Sunday 16 November 2008

River of Judgement...

Murder, drink, divorce, bankruptcy and love threaten in the unfolding drama of a city-executive as he looses control of his business and his life.

Well, the first draft of River of Judgment is now complete and, having set a target of 80,000 words for this novel, I came in surprisingly close with 85000.

I have looked back over the statistics... outline of plot 30 August 08 - on a spread-sheet of all places – well I am an engineer! The outline was then developed, off and on, over September before I then started to write out a detailed plot treatment. The file date-stamps on my trusty lap-top tell me that I started to write the first chapter in anger on 11 October, and finished the first complete draft on 12 November.

I must add that I have had the advantage of being able to devote my full time to this project; otherwise I might still be writing the novel this time next year.

Apparently, having now read a bit about writing novels – as opposed to academic/non-fiction – there are two camps: the plotters and the non-plotters. Armed with my spread-sheet outline plot, with its section and chapter analysis, I must clearly be of the former persuasion. Without some form of plan I would have found great difficulty in ensuring that I had covered the various angles without veering off-course.

Has this anything to do with management? …Perhaps.

As I have covered in “Thinking the Art of Management”, in July 1994 the Chairman of The Walt Disney Company, Michael Eisner, struggled to fill the void of Disney’s President, Frank Wells’ unexpected and untimely death in a helicopter accident. Notwithstanding Michael’s overwhelming sense of sadness and loss, he told of his anger at Frank, for Frank’s death, for ‘…[Frank’s] not [being] around to help [him] deal with a very difficult situation…’ Indeed, less than 36-hours following Frank’s death, Jeffrey Katzenberg, the de facto Number 3 in the ranks of Disney executives, had apparently laid the ultimatum on Michael Eisner that ‘…Either [he got] Frank’s job as president… or [he was] going to leave the [Disney].’
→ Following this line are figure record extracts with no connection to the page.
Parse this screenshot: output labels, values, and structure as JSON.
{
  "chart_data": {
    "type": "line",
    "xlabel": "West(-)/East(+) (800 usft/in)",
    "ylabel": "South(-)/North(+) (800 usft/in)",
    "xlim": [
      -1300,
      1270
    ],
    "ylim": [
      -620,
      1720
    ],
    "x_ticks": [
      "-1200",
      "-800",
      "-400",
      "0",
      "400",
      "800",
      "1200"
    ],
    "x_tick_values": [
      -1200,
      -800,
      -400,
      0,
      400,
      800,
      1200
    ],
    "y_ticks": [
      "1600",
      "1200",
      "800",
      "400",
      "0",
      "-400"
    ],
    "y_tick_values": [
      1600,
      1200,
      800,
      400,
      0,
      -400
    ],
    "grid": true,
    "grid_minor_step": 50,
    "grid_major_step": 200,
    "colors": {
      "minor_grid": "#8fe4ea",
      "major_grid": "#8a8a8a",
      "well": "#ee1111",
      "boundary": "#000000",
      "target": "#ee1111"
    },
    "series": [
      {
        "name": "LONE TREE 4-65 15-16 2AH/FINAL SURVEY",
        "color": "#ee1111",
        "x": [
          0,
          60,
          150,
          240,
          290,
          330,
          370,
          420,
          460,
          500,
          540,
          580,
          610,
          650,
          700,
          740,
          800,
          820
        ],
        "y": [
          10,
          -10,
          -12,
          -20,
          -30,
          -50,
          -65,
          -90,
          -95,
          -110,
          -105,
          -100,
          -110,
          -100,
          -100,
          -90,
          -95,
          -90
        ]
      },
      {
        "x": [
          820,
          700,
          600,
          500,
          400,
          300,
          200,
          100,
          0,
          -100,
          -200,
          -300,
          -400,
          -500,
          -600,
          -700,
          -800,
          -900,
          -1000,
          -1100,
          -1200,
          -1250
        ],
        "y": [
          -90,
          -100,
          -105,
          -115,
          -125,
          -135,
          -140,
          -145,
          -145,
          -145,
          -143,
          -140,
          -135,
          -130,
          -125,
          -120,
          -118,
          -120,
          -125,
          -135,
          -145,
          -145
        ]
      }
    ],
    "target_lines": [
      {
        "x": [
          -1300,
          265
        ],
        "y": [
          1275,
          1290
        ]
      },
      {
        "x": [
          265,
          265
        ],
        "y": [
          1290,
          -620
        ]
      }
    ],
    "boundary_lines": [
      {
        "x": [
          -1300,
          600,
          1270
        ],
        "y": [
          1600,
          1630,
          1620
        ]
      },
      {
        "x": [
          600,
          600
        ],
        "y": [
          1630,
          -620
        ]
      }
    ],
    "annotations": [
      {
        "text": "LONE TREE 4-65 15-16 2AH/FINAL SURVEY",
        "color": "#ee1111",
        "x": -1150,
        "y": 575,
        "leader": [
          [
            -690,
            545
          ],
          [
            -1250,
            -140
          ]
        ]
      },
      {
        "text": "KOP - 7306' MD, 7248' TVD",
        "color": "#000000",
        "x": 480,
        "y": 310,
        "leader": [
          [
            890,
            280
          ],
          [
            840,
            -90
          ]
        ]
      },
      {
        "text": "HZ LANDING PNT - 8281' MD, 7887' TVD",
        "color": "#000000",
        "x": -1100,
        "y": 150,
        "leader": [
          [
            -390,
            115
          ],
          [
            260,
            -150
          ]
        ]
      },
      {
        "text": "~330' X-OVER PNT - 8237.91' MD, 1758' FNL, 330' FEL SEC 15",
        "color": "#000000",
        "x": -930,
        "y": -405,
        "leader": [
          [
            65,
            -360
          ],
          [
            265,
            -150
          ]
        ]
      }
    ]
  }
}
[From Eisner, M. (1999) ‘Work in Progress’, New York: Hyperion.]

I have commented that, even under “normal” business conditions, within the managerial narrative the challenge of management and organizational practice is often about the introduction of change to achieve some vision, purpose or function. If we then consider the inevitability of unexpected management scenarios, such as that painted by Eisner, even the best efforts to manage effectively become prone to ambiguity, emotion and seeming irrationality.

Thus it is with River of Judgment where I explore the ambiguity, emotion and seeming irrationality that arises when a city executive is faced with an unfolding drama that is not of his choosing. SO! OK! The murder is a bit over the top… but then it is a novel and I have to appeal to a fictional readership!